Federal data breach notification standard must pre-empt state laws

Two Senate measures would regulate how both public and private sector organizations protect personal information and respond to data breaches, but the real impact of any federal standards will depend on whether they pre-empt existing state laws.

The Data Breach Notification Act, introduced in January by Sen. Dianne Feinstein, D-Calif., would authorize the attorney general to bring civil actions against firms that failed to notify people whose personal information had been compromised in a breach and would extend notification requirements to government agencies. The Personal Data Privacy and Security Act, introduced in July by Sen. Patrick Leahy, D-Vt., also would set notification requirements and tighter criminal penalties for identity theft and willful concealment of a breach, and would require businesses to implement preventive security standards to guard against threats to their databases.

Both bills cleared the Senate Judiciary Committee and have been placed on the calendar for consideration by the full Senate.

State and federal measures stem from numerous high-profile data breaches in recent years, including the exposure of the personal information of 26.5 million veterans in 2006, after a laptop was stolen from a contractor's home. The fear in such instances is that personal information will be used for identity theft or financial fraud.

"A federal breach notification law would force management to put budget and controls in place" in both government and industry, said Phil Neray, vice president of strategy at database security company Guardium. "Most organizations are driven by what they have to do, not what they should do."

The Office of Management and Budget requires federal agencies to notify individuals in the event of a breach of their personal information. But a patchwork of state laws dictate how other public and private organizations should handle breaches of sensitive information. Forty-seven states plus the District of Columbia, New York City and Puerto Rico have their own laws, which vary widely.

Two states are credited for having breach notification laws with the most teeth, said Peter McLaughlin, senior counsel with Foley & Lardner LLP and a member of the law firm's privacy, security and information management practice. Foley & Lardner released a report on Monday that provides in-depth coverage of all major aspects of U.S. and international security breach laws.

California was the first state to pass a law requiring companies to disclose when unencrypted personal information in their databases has been accessed by someone who isn't authorized to view it. It's also one of only a handful of states that incorporated a broader definition of personal information into legislation that includes not only name, Social Security number, driver's license number and financial data, but also health information, which hackers can use to file fraudulent insurance claims or acquire prescription medications to sell on the black market.
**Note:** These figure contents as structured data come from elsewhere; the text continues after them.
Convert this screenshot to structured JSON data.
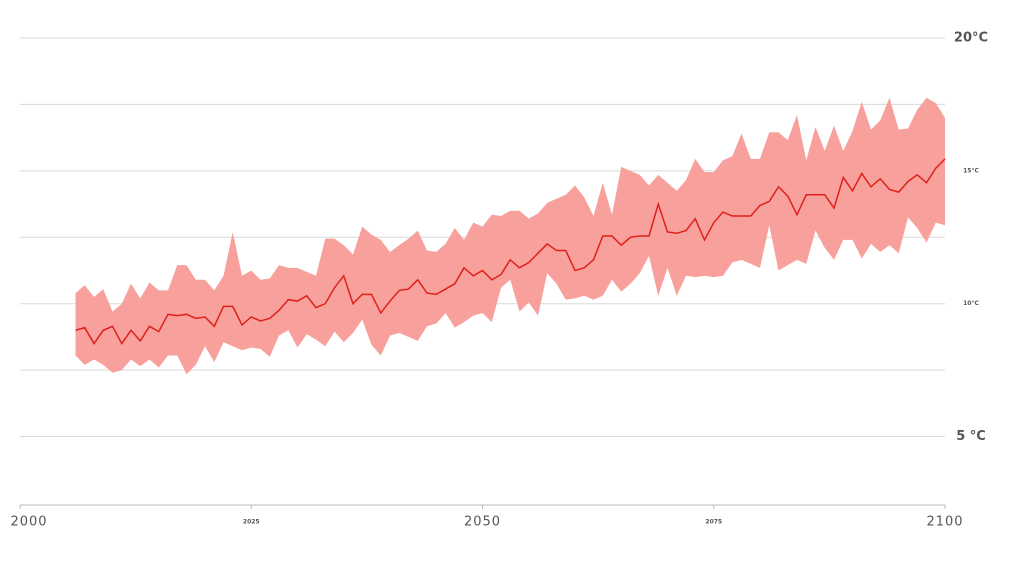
{
  "chart_data": {
    "type": "line",
    "x": [
      2006,
      2007,
      2008,
      2009,
      2010,
      2011,
      2012,
      2013,
      2014,
      2015,
      2016,
      2017,
      2018,
      2019,
      2020,
      2021,
      2022,
      2023,
      2024,
      2025,
      2026,
      2027,
      2028,
      2029,
      2030,
      2031,
      2032,
      2033,
      2034,
      2035,
      2036,
      2037,
      2038,
      2039,
      2040,
      2041,
      2042,
      2043,
      2044,
      2045,
      2046,
      2047,
      2048,
      2049,
      2050,
      2051,
      2052,
      2053,
      2054,
      2055,
      2056,
      2057,
      2058,
      2059,
      2060,
      2061,
      2062,
      2063,
      2064,
      2065,
      2066,
      2067,
      2068,
      2069,
      2070,
      2071,
      2072,
      2073,
      2074,
      2075,
      2076,
      2077,
      2078,
      2079,
      2080,
      2081,
      2082,
      2083,
      2084,
      2085,
      2086,
      2087,
      2088,
      2089,
      2090,
      2091,
      2092,
      2093,
      2094,
      2095,
      2096,
      2097,
      2098,
      2099,
      2100
    ],
    "values": [
      9.0,
      9.1,
      8.5,
      9.0,
      9.15,
      8.5,
      9.0,
      8.6,
      9.15,
      8.95,
      9.6,
      9.55,
      9.6,
      9.45,
      9.5,
      9.15,
      9.9,
      9.9,
      9.2,
      9.5,
      9.35,
      9.45,
      9.75,
      10.15,
      10.1,
      10.3,
      9.85,
      10.0,
      10.6,
      11.05,
      10.0,
      10.35,
      10.35,
      9.65,
      10.1,
      10.5,
      10.55,
      10.9,
      10.4,
      10.35,
      10.55,
      10.75,
      11.35,
      11.05,
      11.25,
      10.9,
      11.1,
      11.65,
      11.35,
      11.55,
      11.9,
      12.25,
      12.0,
      12.0,
      11.25,
      11.35,
      11.65,
      12.55,
      12.55,
      12.2,
      12.5,
      12.55,
      12.55,
      13.75,
      12.7,
      12.65,
      12.75,
      13.2,
      12.4,
      13.05,
      13.45,
      13.3,
      13.3,
      13.3,
      13.7,
      13.85,
      14.4,
      14.05,
      13.35,
      14.1,
      14.1,
      14.1,
      13.6,
      14.75,
      14.25,
      14.9,
      14.4,
      14.7,
      14.3,
      14.2,
      14.6,
      14.85,
      14.55,
      15.1,
      15.45
    ],
    "upper": [
      10.4,
      10.7,
      10.25,
      10.55,
      9.7,
      10.0,
      10.75,
      10.2,
      10.8,
      10.5,
      10.5,
      11.45,
      11.45,
      10.9,
      10.9,
      10.5,
      11.05,
      12.7,
      11.05,
      11.25,
      10.9,
      10.95,
      11.45,
      11.35,
      11.35,
      11.2,
      11.05,
      12.45,
      12.45,
      12.2,
      11.85,
      12.9,
      12.6,
      12.4,
      11.95,
      12.2,
      12.45,
      12.75,
      12.0,
      11.95,
      12.25,
      12.85,
      12.4,
      13.05,
      12.9,
      13.35,
      13.3,
      13.5,
      13.5,
      13.2,
      13.4,
      13.8,
      13.95,
      14.1,
      14.45,
      14.0,
      13.3,
      14.55,
      13.35,
      15.15,
      15.0,
      14.85,
      14.45,
      14.85,
      14.55,
      14.25,
      14.65,
      15.45,
      14.95,
      14.95,
      15.4,
      15.55,
      16.4,
      15.45,
      15.45,
      16.45,
      16.45,
      16.15,
      17.1,
      15.4,
      16.65,
      15.75,
      16.7,
      15.75,
      16.5,
      17.6,
      16.55,
      16.9,
      17.75,
      16.55,
      16.6,
      17.3,
      17.75,
      17.55,
      17.0
    ],
    "lower": [
      8.05,
      7.7,
      7.9,
      7.7,
      7.4,
      7.5,
      7.9,
      7.65,
      7.9,
      7.6,
      8.05,
      8.05,
      7.35,
      7.7,
      8.4,
      7.8,
      8.55,
      8.4,
      8.25,
      8.35,
      8.3,
      8.0,
      8.8,
      9.0,
      8.35,
      8.85,
      8.65,
      8.4,
      8.95,
      8.55,
      8.9,
      9.4,
      8.45,
      8.05,
      8.8,
      8.9,
      8.75,
      8.6,
      9.15,
      9.25,
      9.65,
      9.1,
      9.3,
      9.55,
      9.65,
      9.3,
      10.6,
      10.9,
      9.7,
      10.05,
      9.55,
      11.15,
      10.75,
      10.15,
      10.2,
      10.3,
      10.15,
      10.3,
      10.9,
      10.45,
      10.75,
      11.15,
      11.8,
      10.3,
      11.35,
      10.3,
      11.05,
      11.0,
      11.05,
      11.0,
      11.05,
      11.55,
      11.65,
      11.5,
      11.35,
      12.95,
      11.25,
      11.45,
      11.65,
      11.5,
      12.75,
      12.1,
      11.65,
      12.4,
      12.4,
      11.7,
      12.25,
      11.95,
      12.2,
      11.9,
      13.25,
      12.85,
      12.3,
      13.05,
      12.95
    ],
    "color": "#e0201b",
    "band_color": "#f8a19c",
    "xlim": [
      2000,
      2100
    ],
    "xticks": [
      2000,
      2025,
      2050,
      2075,
      2100
    ],
    "ylim": [
      2.5,
      20.3
    ],
    "yticks": [
      {
        "value": 20,
        "label": "20°C"
      },
      {
        "value": 15,
        "label": "15°C"
      },
      {
        "value": 10,
        "label": "10°C"
      },
      {
        "value": 5,
        "label": "5 °C"
      }
    ],
    "ygrid": [
      5,
      7.5,
      10,
      12.5,
      15,
      17.5,
      20
    ]
  }
}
"The vast majority of state laws focus on identity theft, but California expanded the scope of its law significantly to include any number of hospitals and health care providers and even worker's compensation organizations -- both private and public -- that maintain health information," McLaughlin said. "I suspect this will be the beginning of a trend."

Massachusetts also included as a supplement to its 2007 data breach notification law (MGL Chapter 93H) a series of data security requirements that government and industry must follow to protect the personal information of state residents. Among the requirements, which go into effect in March 2010, are encryption of laptops and portable devices and security training programs.

"This is among the only states that go into this level of prescriptive detail," McLaughlin said.

Furthermore, like most state data breach laws, the Massachusetts regulation "knows no geographic boundaries," so any company that maintains personal information of a Massachusetts resident must comply with the law -- regardless of where the company is located, McLaughlin said.

This is a good example of why a federal standard is needed, Neray said.

"Most organizations are national and international. To have to hire lawyers to study differences in the laws and define what they have to do in each state doesn't make sense from a cost or efficiency point of view," he said. "I'd hope any federal regulation would pre-empt state laws, because it would be the more business friendly approach. You can argue about how much regulation should be imposed on businesses, but this is not a value-based issue, it's a national issue."

McLaughlin agreed. "It's not a productive use of time to try to develop a series of diverse responses to the same situation," he said. But the perennial question of pre-emption is the challenge. My sense is that states tend to have the perspective of 'we'll do it on our own, thank you very much,' but I'm not a policy person."